Albrecht describes Solastalgia simply as “the homesickness you have when you are still at home”. Having origins in the concepts of nostalgia, solace and desolation. Solace is derived from the Latin verb solari (noun solacium or solatium), with meanings connected to the alleviation or relief of distress or to the provision of comfort or consolation in the face of distressing events.

Solace has connections to both psychological and physical contexts. One emphasis refers to the comfort one is given in difficult times (consolation) while another refers to that which gives comfort or strength. A person or a landscape might give solace, strength or support to other people. Special environments might provide solace in ways that other places cannot. If a person lacks solace then they are distressed and in need of consolation. If a person seeks solace or solitude in a much-loved place that is being desolated, then they will suffer distress.

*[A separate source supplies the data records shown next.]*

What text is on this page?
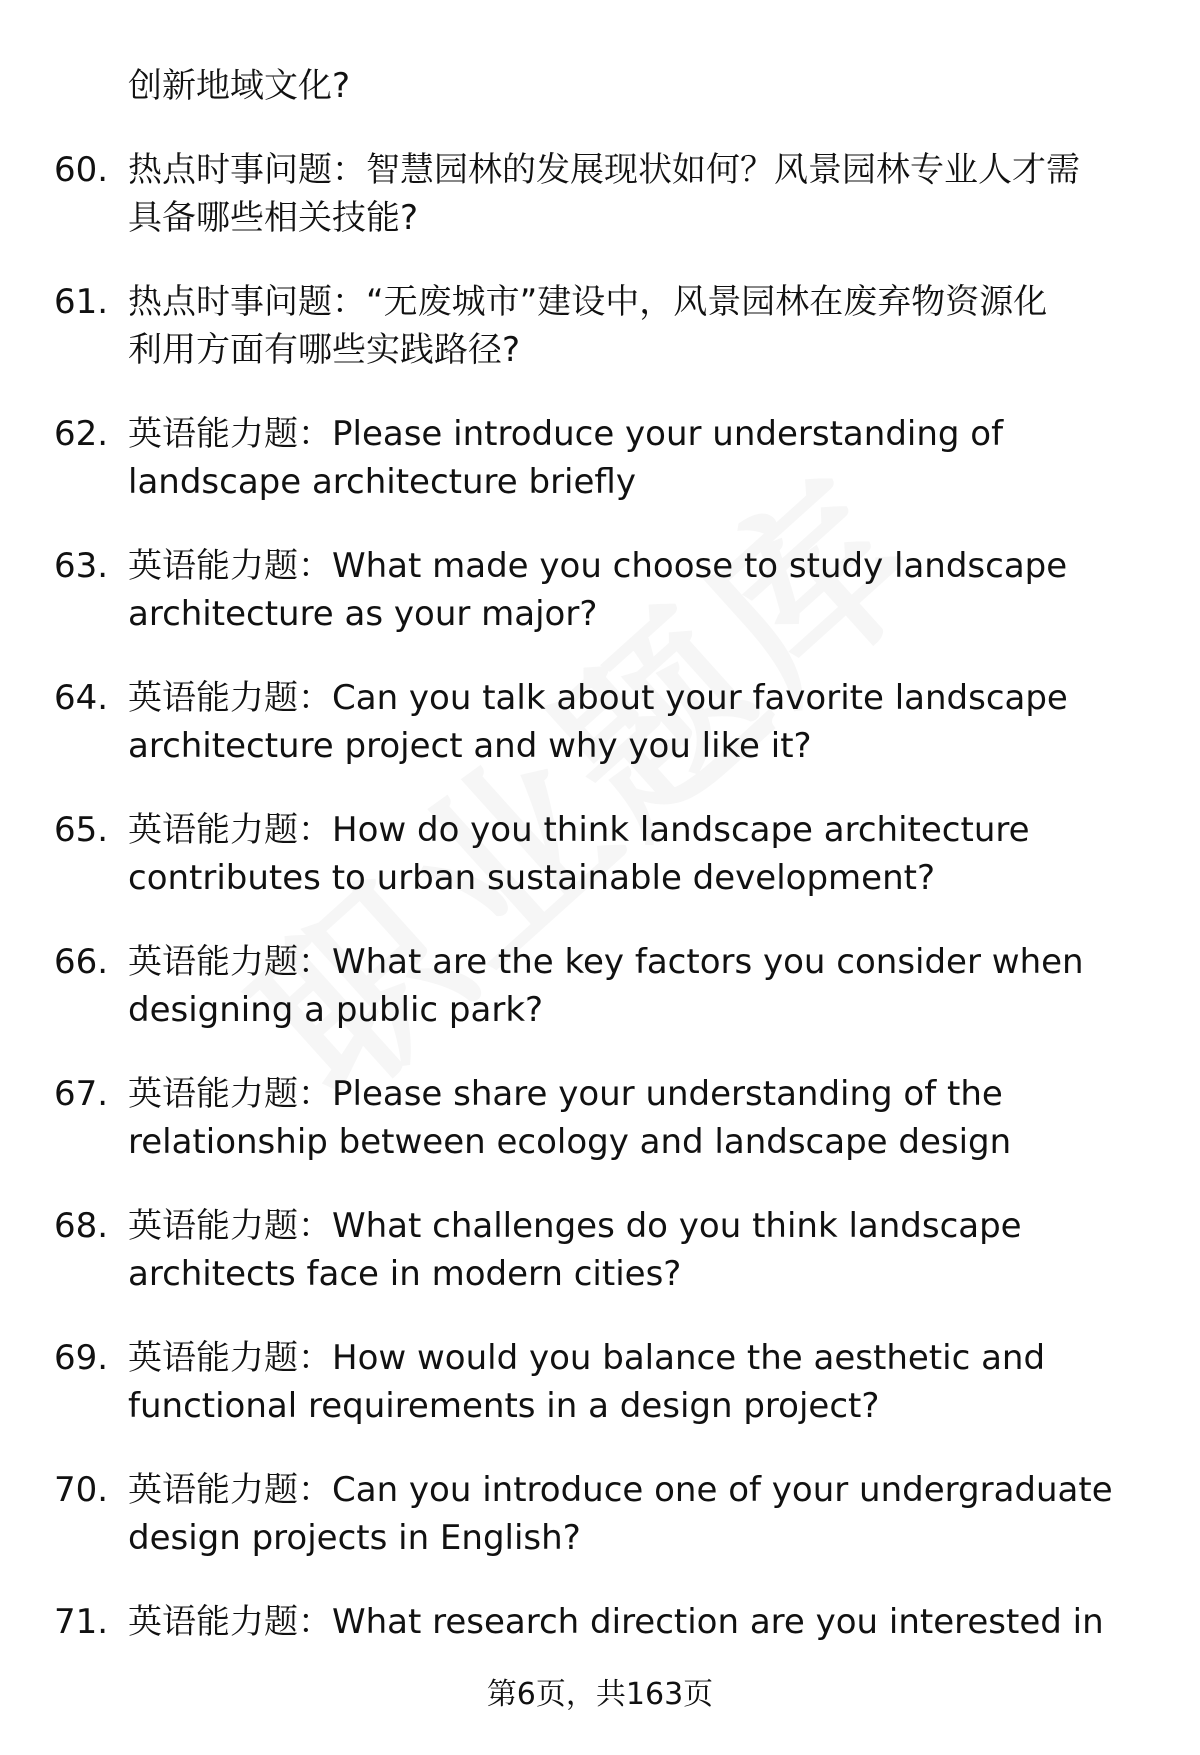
创新地域文化?
60. 热点时事问题：智慧园林的发展现状如何？风景园林专业人才需
具备哪些相关技能?
61. 热点时事问题：“无废城市”建设中，风景园林在废弃物资源化
利用方面有哪些实践路径?
62. 英语能力题：Please introduce your understanding of
landscape architecture briefly
63. 英语能力题：What made you choose to study landscape
architecture as your major?
64. 英语能力题：Can you talk about your favorite landscape
architecture project and why you like it?
65. 英语能力题：How do you think landscape architecture
contributes to urban sustainable development?
66. 英语能力题：What are the key factors you consider when
designing a public park?
67. 英语能力题：Please share your understanding of the
relationship between ecology and landscape design
68. 英语能力题：What challenges do you think landscape
architects face in modern cities?
69. 英语能力题：How would you balance the aesthetic and
functional requirements in a design project?
70. 英语能力题：Can you introduce one of your undergraduate
design projects in English?
71. 英语能力题：What research direction are you interested in
第6页，共163页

Solastalgia despite its rather malaise meaning has in fact given hope. It has put a name to the deeply felt sense of injustice, disharmony and harm experienced, but difficult to put into words. It proves and validates the real experience for folk like us, whose values are tied to the living reality that trees breathe out, what we breathe in yet they are cut down & exploited with an attitude, that they hold less value than a human life.

Solastalgia has confirmed our uneasiness as something real and tangible, in naming this phenomenon Solastalgia, we can now transform it into a present reality that uses our intelligence to grow in better way for our communities to thrive into the future.

KeepHaweaBeautiful is an extension of our love for our home. It is the conscious acknowledgement that we all have a developed sense of connection & belonging, both human and natural to the place in which we live therefore it is normal to want to protect the love we have for it.